Storing the heat for use at night is the next biggest problem. With current technology the most efficient thermal storage (molten salt) stores heat for about 8 hours. The salt used is a mixture of sodium and potassium nitrate (fertilizer). It takes about 28,000 metric tonnes of salt to support the Andasol 1 plant for 8 hours of heat storage. Sodium and potassium nitrate are also known as saltpeter, the oxygen source in gunpowder. Now visualize a terrorist-driven airliner full of jet fuel (the carbon source) crashing into the storage tanks at one of these plants. It would be the equivalent of a small tactical nuclear bomb.
The total world production last year for nitrate fertilizers was 154 million tons, but most of that was ammonium nitrate. Chile, the chief supplier, only produced about a million tons of sodium and potassium nitrate. If all one million tons were used for energy storage, that would supply thirty-six 50 MW plants, or 0.018 PWh of electricity annually, 0.06% of that needed for the whole US, and less than 0.15% of that needed for all the above plants in New Mexico. One hundred years of Chilean production would build 6% of the needed solar plants for the U. S. alone.

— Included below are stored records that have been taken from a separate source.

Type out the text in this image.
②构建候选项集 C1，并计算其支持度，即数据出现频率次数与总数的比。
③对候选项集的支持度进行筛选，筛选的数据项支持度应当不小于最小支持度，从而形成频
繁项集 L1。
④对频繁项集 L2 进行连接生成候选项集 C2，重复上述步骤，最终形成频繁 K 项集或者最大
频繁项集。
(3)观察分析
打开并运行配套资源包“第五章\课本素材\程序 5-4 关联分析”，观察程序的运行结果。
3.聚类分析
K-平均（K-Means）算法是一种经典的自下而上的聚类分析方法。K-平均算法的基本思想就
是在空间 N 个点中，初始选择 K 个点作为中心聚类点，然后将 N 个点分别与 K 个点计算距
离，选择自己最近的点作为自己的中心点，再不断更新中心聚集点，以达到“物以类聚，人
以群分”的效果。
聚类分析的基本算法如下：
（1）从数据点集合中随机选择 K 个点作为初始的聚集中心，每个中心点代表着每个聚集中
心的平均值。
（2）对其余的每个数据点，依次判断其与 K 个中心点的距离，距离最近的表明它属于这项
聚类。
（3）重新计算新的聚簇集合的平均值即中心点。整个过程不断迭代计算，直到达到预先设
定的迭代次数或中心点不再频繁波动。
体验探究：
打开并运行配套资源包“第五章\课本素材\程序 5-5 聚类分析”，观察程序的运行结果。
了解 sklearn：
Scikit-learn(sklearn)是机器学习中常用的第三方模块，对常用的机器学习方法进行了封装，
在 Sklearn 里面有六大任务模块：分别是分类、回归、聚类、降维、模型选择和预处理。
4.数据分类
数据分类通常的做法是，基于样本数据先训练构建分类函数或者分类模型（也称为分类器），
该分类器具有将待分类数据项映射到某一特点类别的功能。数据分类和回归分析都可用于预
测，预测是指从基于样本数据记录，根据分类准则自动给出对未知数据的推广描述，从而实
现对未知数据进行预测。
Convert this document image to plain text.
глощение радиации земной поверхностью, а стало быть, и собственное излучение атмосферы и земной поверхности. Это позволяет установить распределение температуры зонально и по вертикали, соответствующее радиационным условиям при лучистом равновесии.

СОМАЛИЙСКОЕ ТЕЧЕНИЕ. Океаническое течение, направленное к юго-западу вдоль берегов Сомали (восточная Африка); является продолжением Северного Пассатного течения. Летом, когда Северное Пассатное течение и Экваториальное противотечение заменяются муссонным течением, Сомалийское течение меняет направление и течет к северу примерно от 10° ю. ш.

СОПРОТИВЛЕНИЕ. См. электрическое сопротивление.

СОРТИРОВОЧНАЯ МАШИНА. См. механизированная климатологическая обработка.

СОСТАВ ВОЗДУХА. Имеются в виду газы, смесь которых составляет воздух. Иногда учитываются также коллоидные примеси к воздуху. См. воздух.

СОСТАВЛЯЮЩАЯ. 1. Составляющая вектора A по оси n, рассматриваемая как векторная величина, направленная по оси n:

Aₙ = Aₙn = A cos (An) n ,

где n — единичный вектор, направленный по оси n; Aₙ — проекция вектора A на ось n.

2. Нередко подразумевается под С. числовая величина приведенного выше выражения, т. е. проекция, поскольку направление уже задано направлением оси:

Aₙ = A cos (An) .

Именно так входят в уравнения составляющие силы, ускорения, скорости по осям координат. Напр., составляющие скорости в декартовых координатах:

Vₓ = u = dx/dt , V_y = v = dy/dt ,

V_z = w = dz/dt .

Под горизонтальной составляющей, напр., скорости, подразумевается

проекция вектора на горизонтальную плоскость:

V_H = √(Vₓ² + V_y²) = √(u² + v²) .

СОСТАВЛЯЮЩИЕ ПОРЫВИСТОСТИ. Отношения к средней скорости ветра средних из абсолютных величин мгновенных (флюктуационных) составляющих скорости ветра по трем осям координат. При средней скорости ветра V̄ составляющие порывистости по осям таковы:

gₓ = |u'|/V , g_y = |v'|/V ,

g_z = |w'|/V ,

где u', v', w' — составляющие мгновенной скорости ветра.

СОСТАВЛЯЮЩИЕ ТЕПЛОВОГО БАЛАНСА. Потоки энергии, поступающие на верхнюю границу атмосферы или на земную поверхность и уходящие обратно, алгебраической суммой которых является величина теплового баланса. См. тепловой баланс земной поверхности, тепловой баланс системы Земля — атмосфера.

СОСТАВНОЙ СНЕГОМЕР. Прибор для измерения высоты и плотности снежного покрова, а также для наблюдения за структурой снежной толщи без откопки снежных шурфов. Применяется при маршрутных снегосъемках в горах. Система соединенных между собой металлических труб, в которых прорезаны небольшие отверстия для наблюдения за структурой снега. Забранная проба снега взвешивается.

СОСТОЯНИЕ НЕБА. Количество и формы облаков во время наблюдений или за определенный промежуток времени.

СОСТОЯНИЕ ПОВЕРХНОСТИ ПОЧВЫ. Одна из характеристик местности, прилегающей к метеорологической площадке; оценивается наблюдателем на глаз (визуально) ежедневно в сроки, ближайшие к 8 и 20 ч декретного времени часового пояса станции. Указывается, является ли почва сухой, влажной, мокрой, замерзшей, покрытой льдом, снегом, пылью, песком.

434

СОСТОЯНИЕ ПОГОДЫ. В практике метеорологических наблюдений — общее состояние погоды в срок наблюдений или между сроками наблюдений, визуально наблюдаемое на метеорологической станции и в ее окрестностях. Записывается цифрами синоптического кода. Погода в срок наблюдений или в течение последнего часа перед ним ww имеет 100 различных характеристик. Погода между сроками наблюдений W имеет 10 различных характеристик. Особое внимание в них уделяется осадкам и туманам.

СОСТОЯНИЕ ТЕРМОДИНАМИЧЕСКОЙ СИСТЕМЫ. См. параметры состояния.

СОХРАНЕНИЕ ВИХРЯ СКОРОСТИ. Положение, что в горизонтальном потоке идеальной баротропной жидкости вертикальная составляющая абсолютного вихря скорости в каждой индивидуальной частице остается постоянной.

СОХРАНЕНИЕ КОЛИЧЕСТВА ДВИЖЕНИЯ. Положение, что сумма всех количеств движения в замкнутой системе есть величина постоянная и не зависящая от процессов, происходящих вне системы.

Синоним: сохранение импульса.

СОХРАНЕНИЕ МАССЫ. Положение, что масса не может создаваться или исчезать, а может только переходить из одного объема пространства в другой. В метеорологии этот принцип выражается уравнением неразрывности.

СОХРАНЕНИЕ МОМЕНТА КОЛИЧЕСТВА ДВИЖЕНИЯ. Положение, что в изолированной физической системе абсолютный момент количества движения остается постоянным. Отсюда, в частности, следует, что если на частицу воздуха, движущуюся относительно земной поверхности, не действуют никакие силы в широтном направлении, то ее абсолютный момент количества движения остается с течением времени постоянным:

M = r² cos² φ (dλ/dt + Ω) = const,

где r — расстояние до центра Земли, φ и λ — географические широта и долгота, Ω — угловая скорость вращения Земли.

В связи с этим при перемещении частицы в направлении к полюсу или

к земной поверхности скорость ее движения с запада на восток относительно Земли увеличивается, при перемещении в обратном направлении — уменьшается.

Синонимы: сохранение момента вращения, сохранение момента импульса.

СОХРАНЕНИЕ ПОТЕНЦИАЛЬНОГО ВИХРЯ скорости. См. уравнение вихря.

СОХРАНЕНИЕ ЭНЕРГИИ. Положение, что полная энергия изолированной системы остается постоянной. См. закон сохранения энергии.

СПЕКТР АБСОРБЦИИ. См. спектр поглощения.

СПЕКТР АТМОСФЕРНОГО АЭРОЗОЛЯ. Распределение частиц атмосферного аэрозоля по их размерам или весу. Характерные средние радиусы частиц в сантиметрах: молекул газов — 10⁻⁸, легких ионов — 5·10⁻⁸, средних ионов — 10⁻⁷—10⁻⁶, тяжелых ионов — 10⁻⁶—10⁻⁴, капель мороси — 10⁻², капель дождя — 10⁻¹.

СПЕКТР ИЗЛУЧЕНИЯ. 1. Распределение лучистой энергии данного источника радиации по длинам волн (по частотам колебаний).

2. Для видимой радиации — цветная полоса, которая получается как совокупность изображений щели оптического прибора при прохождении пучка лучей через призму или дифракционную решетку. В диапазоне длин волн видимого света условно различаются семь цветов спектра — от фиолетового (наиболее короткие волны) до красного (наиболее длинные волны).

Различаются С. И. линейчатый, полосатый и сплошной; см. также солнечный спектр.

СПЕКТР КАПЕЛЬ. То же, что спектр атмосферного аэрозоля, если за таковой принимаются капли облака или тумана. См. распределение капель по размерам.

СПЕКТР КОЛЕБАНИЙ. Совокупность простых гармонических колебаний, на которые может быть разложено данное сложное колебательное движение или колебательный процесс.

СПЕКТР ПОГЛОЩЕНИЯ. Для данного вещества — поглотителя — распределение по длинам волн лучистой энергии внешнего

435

There are other heat sinks that can be used, but they have problems of their own. The most efficient heat storage is the above described nitrate salts. The other proposals are more costly or have less volume specific heat capacity. One of the cheapest is concrete blocks with embedded pipes. But the structural stability of the pipes and concrete over many temperature cycles is a problem, and the mass needed is 250% of that needed using nitrate salt. For a plant the size of Andasol 1, 70,000 metric tonnes of concrete would be required. That volume takes up ground area, lowering the overall plant efficiency, and requiring more area for a given power output.
Let’s say we have beaten the above problems. We have paved 10% of four western US states with solar plants of 15% efficiency and are providing more than 30 PWh of electricity to the US, all the power we need. The problem then is that we are dumping nearly 200 PetaWh of heat into the environment, almost seven times what we are dumping now, and twice what the whole world is producing. What will happen to the temperature? The southwest US will be uninhabitable at something like 10 or 15°C hotter than at present. If the same thing is done in Europe, the rain in Spain will no longer fall anywhere. It will bring on the catastrophe that Hanson et al have been warning us will happen.
A solar power solution requires vast areas, with a high environmental cost that probably cannot be paid, and the waste heat load would make any projected CO2 warming look benign. Solar plants are not the long-term solution to our energy requirements.